Prières et questions/Édition Garnier

PRIÈRES ET QUESTIONS (1773 - 1776)
Œuvres complètes de VoltaireGarniertome 29 (p. 441-442).


PRIÈRES ET QUESTIONS
adressées à m. turgot, controleur général[1].




I. — Les détachements de l’armée des fermiers généraux, ayant eu ordre de décamper le 1er de janvier 1776, ont parcouru tout le pays de Gex, du 1er de janvier au 6 du mois, sont entrés à force ouverte dans les maisons des habitants, les ont attaqués sur les grands chemins, en ont conduit plusieurs en prison les fers aux mains, et les ont rançonnés comme en pays ennemi. On demande si, ces vexations étant attestées par les curés de chaque paroisse, et les procès-verbaux étant présentés, monseigneur le contrôleur général permettra que l’argent extorqué par les commis de la ferme soit rendu par les états aux parties lésées, et retenu sur les trente mille livres qui doivent être payées à la ferme.

II. — La république de Genève est prête à fournir mille minots de sel au pays de Gex, en cas que monseigneur le contrôleur général veuille bien signer que le roi ne désapprouve point ce secours passager que Genève consent de nous donner.

III. — Les états du pays de Gex demandent à acheter deux mille minots par année des fermiers généraux, au même prix que le Valais achète son sel. La ferme ne peut craindre que ces deux mille minots soient reversés en fraude dans les pays voisins sujets à la gabelle, puisqu’il nous en faut environ quatre ou cinq mille minots, tant pour la consommation journalière des ménages, que pour la salaison des fromages et des porcs, pour donner à tous les bestiaux, et même pour améliorer nos terres trop glaiseuses.

IV. — Monseigneur le contrôleur général aimerait-il mieux nous permettre de faire acheter du sel à Peccais au même prix que la ferme l’achète du roi, et de le faire venir nous-mêmes à nos frais ?

V. — Dans la répartition que nous ferons pour l’imposition de l’indemnité des trente mille livres à la ferme générale, et pour l’heureuse abolition des corvées, sera-t-il permis d’y comprendre les locataires, cabaretiers, qui sont en assez grand nombre, et les autres locataires qui font commerce de bijouterie et de montres, quoiqu’ils n’aient pas de fonds territoriaux ?

VI. — La ferme générale ne retirant plus à Versoi, frontière de France, le petit droit de transit pour les marchandises venant de Genève, de Suisse et d’Allemagne, et n’allant point en France, sera-t-il permis au pays de Gex de percevoir à son profit ce petit droit, qui n’est payé que par des étrangers ?

VII. — La tannerie étant presque entièrement tombée en France, et le pays de Gex ne possédant plus que trois tanneurs ; Henri IV ayant exempté ce pays de l’impôt sur la marque des cuirs ; monseigneur le contrôleur général aura-t-il la bonté de maintenir cette exemption ?

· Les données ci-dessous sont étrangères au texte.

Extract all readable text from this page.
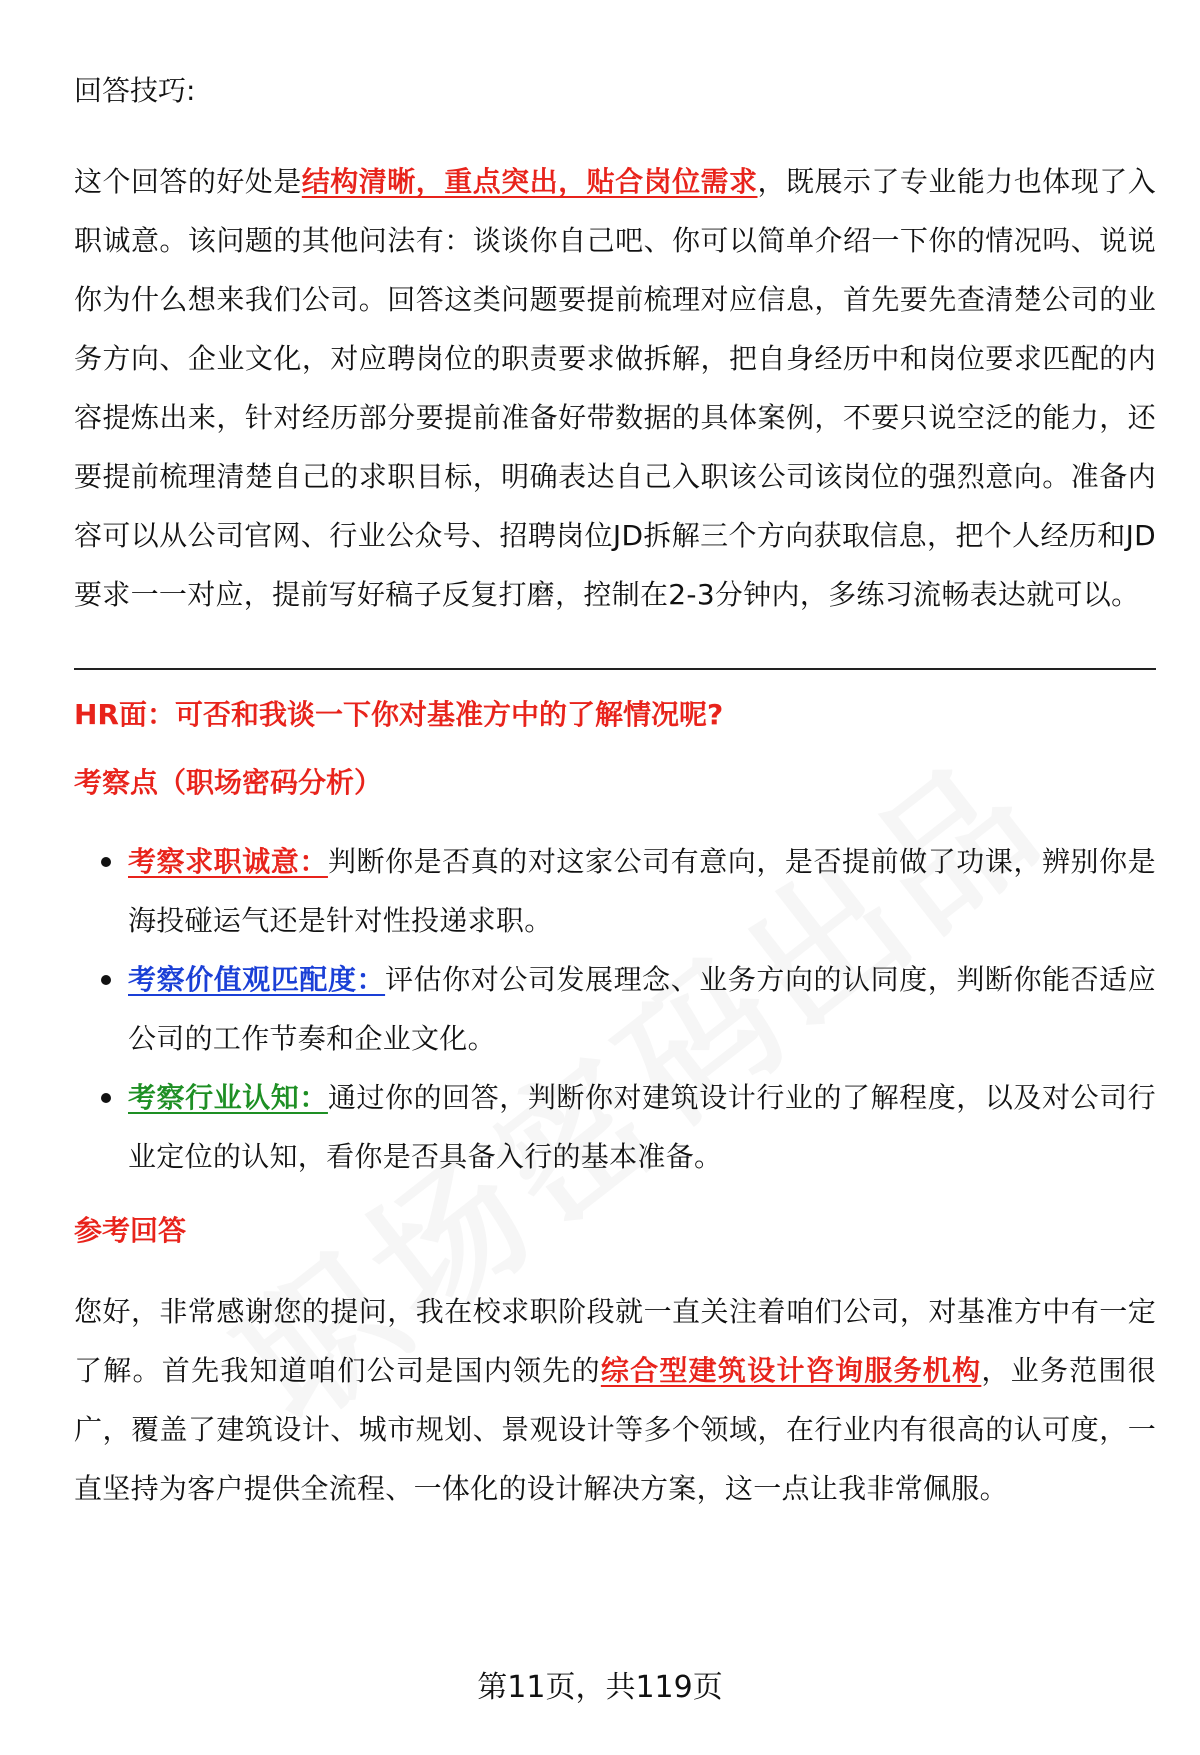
回答技巧:

这个回答的好处是结构清晰，重点突出，贴合岗位需求，既展示了专业能力也体现了入职诚意。该问题的其他问法有：谈谈你自己吧、你可以简单介绍一下你的情况吗、说说你为什么想来我们公司。回答这类问题要提前梳理对应信息，首先要先查清楚公司的业务方向、企业文化，对应聘岗位的职责要求做拆解，把自身经历中和岗位要求匹配的内容提炼出来，针对经历部分要提前准备好带数据的具体案例，不要只说空泛的能力，还要提前梳理清楚自己的求职目标，明确表达自己入职该公司该岗位的强烈意向。准备内容可以从公司官网、行业公众号、招聘岗位JD拆解三个方向获取信息，把个人经历和JD要求一一对应，提前写好稿子反复打磨，控制在2-3分钟内，多练习流畅表达就可以。

HR面：可否和我谈一下你对基准方中的了解情况呢?

考察点（职场密码分析）

考察求职诚意：判断你是否真的对这家公司有意向，是否提前做了功课，辨别你是海投碰运气还是针对性投递求职。
考察价值观匹配度：评估你对公司发展理念、业务方向的认同度，判断你能否适应公司的工作节奏和企业文化。
考察行业认知：通过你的回答，判断你对建筑设计行业的了解程度，以及对公司行业定位的认知，看你是否具备入行的基本准备。

参考回答

您好，非常感谢您的提问，我在校求职阶段就一直关注着咱们公司，对基准方中有一定了解。首先我知道咱们公司是国内领先的综合型建筑设计咨询服务机构，业务范围很广，覆盖了建筑设计、城市规划、景观设计等多个领域，在行业内有很高的认可度，一直坚持为客户提供全流程、一体化的设计解决方案，这一点让我非常佩服。

第11页，共119页
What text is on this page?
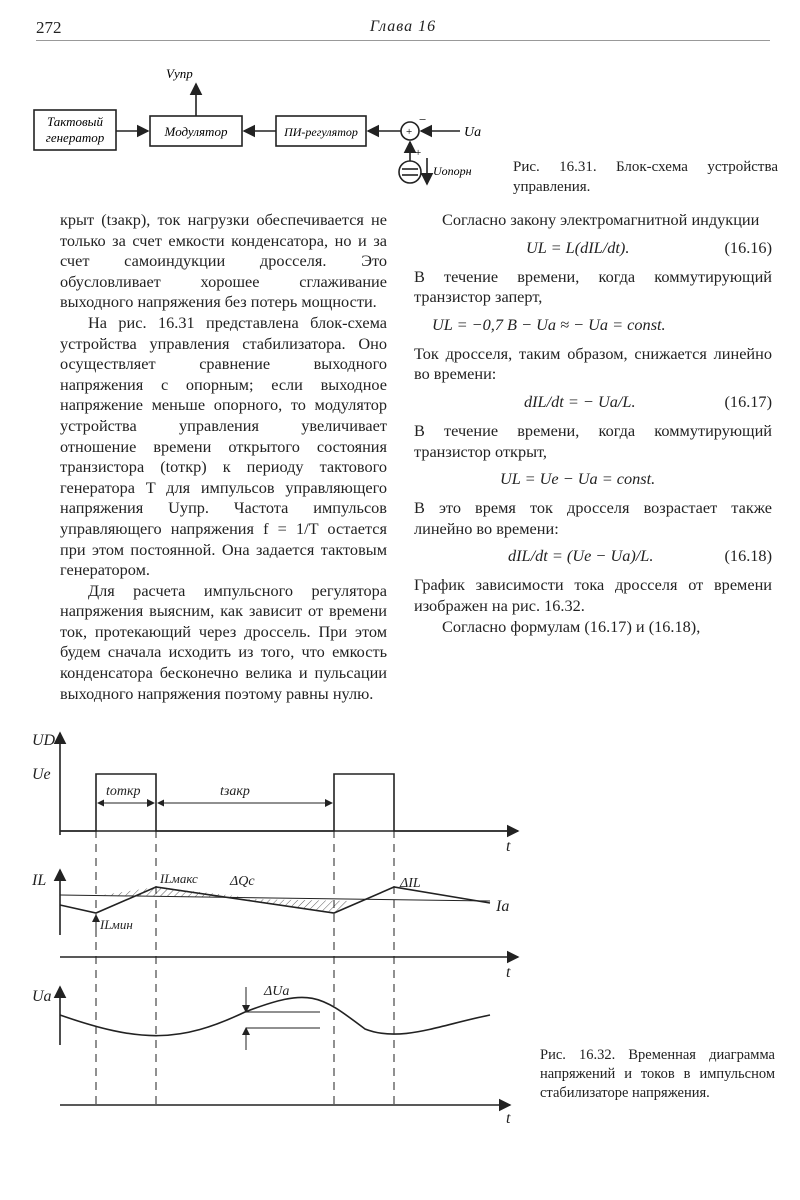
272	Глава 16
Тактовый
генератор	Модулятор	ПИ-регулятор
Vупр
Uа
Uопорн
+
−
+
Рис. 16.31. Блок-схема устройства управления.

крыт (tзакр), ток нагрузки обеспечивается не только за счет емкости конденсатора, но и за счет самоиндукции дросселя. Это обусловливает хорошее сглаживание выходного напряжения без потерь мощности.

На рис. 16.31 представлена блок-схема устройства управления стабилизатора. Оно осуществляет сравнение выходного напряжения с опорным; если выходное напряжение меньше опорного, то модулятор устройства управления увеличивает отношение времени открытого состояния транзистора (tоткр) к периоду тактового генератора T для импульсов управляющего напряжения Uупр. Частота импульсов управляющего напряжения f = 1/T остается при этом постоянной. Она задается тактовым генератором.

Для расчета импульсного регулятора напряжения выясним, как зависит от времени ток, протекающий через дроссель. При этом будем сначала исходить из того, что емкость конденсатора бесконечно велика и пульсации выходного напряжения поэтому равны нулю.

Согласно закону электромагнитной индукции

UL = L(dIL/dt).	(16.16)

В течение времени, когда коммутирующий транзистор заперт,

UL = −0,7 В − Ua ≈ − Ua = const.

Ток дросселя, таким образом, снижается линейно во времени:

dIL/dt = − Ua/L.	(16.17)

В течение времени, когда коммутирующий транзистор открыт,

UL = Ue − Ua = const.

В это время ток дросселя возрастает также линейно во времени:

dIL/dt = (Ue − Ua)/L.	(16.18)

График зависимости тока дросселя от времени изображен на рис. 16.32.

Согласно формулам (16.17) и (16.18),

UD
Ue
tоткр	tзакр
t
IL	ILмакс ΔQc	ΔIL
Ia
ILмин
t
Ua	ΔUa
t
Рис. 16.32. Временная диаграмма напряжений и токов в импульсном стабилизаторе напряжения.
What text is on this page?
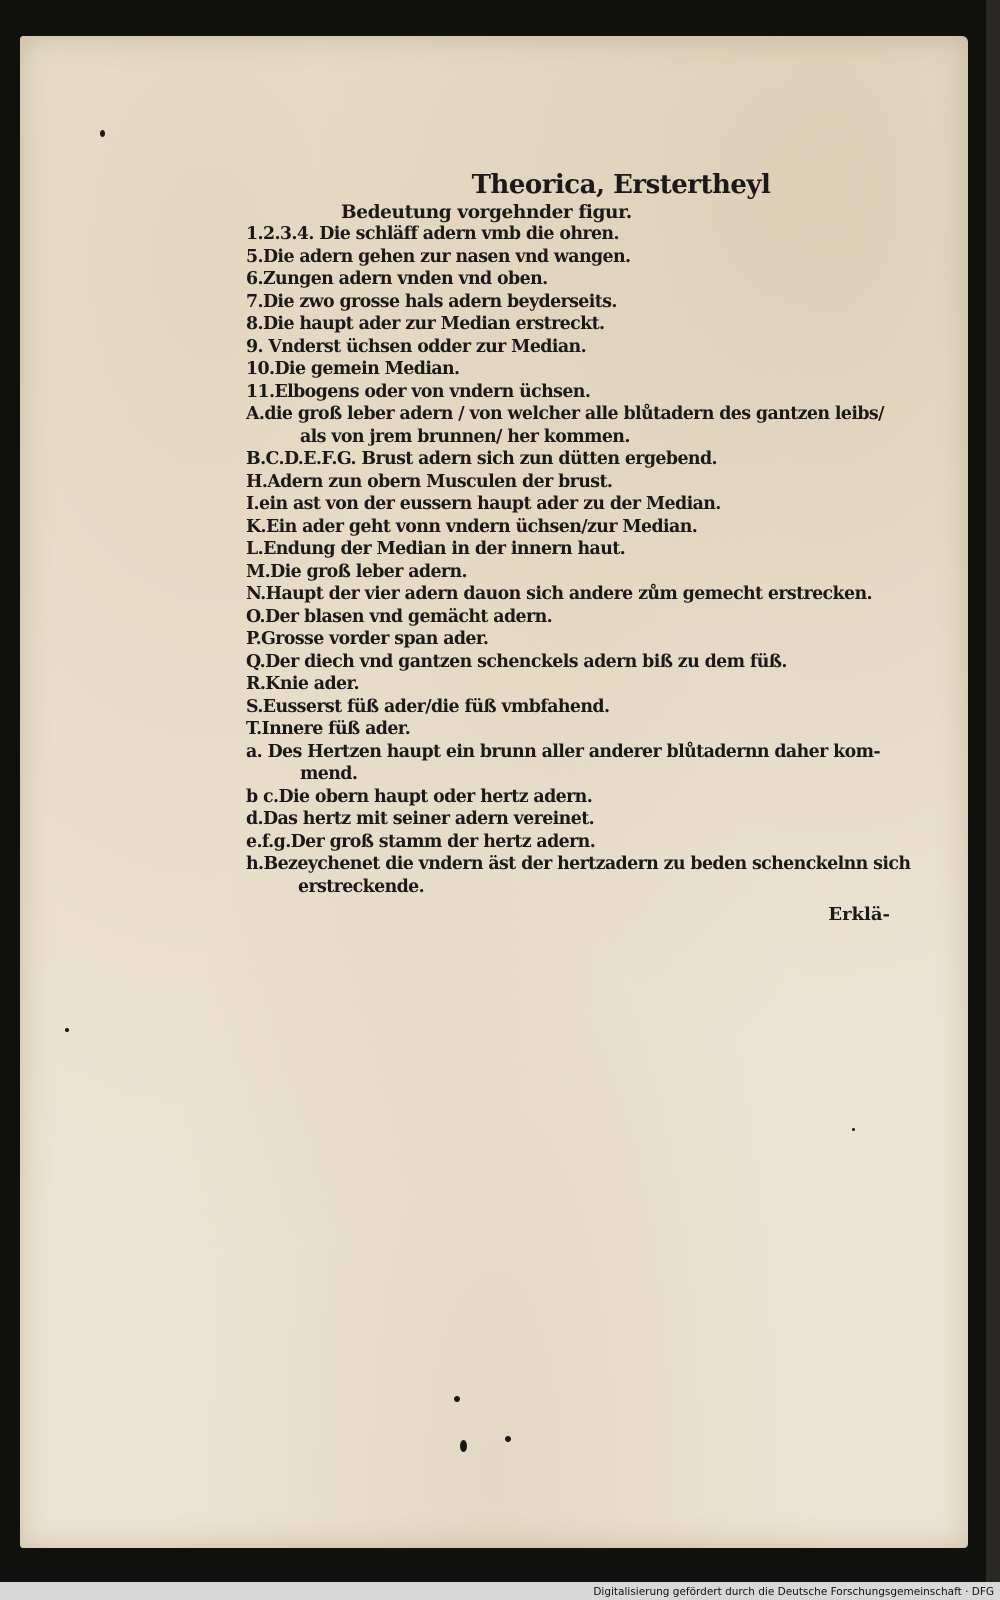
Theorica, Erstertheyl
Bedeutung vorgehnder figur.
1.2.3.4. Die schläff adern vmb die ohren.
5.Die adern gehen zur nasen vnd wangen.
6.Zungen adern vnden vnd oben.
7.Die zwo grosse hals adern beyderseits.
8.Die haupt ader zur Median erstreckt.
9. Vnderst üchsen odder zur Median.
10.Die gemein Median.
11.Elbogens oder von vndern üchsen.
A.die groß leber adern / von welcher alle blůtadern des gantzen leibs/
als von jrem brunnen/ her kommen.
B.C.D.E.F.G. Brust adern sich zun dütten ergebend.
H.Adern zun obern Musculen der brust.
I.ein ast von der eussern haupt ader zu der Median.
K.Ein ader geht vonn vndern üchsen/zur Median.
L.Endung der Median in der innern haut.
M.Die groß leber adern.
N.Haupt der vier adern dauon sich andere zům gemecht erstrecken.
O.Der blasen vnd gemächt adern.
P.Grosse vorder span ader.
Q.Der diech vnd gantzen schenckels adern biß zu dem füß.
R.Knie ader.
S.Eusserst füß ader/die füß vmbfahend.
T.Innere füß ader.
a. Des Hertzen haupt ein brunn aller anderer blůtadernn daher kom-
mend.
b c.Die obern haupt oder hertz adern.
d.Das hertz mit seiner adern vereinet.
e.f.g.Der groß stamm der hertz adern.
h.Bezeychenet die vndern äst der hertzadern zu beden schenckelnn sich
erstreckende.
Erklä-
Digitalisierung gefördert durch die Deutsche Forschungsgemeinschaft · DFG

VIII. — La liberté du commerce des blés étant établie dans tout le royaume, les commis du pays de Gex, retirés tous sur la frontière de cette petite province par delà le fort de l’Écluse, se sont avisés d’arrêter tous les blés qui venaient du Bugey et de la Franche-Comté à Gex. Le maire et subdélégué de Gex leur a écrit que l’intention du ministère était que tous les grains passassent librement. Monseigneur le contrôleur général est supplié de vouloir bien nous faire donner un ordre par écrit pour laisser passer au fort de l’Écluse, et par toutes nos autres frontières, notre blé, notre bois, et notre comestible, attendu que, le 11 du mois, ils ont rançonné tous les paysans qui apportaient du beurre, des œufs, et du bois. Le pays se flatte que monseigneur voudra bien lui faire justice.


fin des prières et questions

  1. Ces Prières et Questions, écrites sur un papier séparé, ont été adressées à Turgot le 13 janvier 1776, avec une lettre portant cette date ; et c’est à la suite de cette lettre que, dans les éditions de Kehl et autres, elles avaient été imprimées. (B.)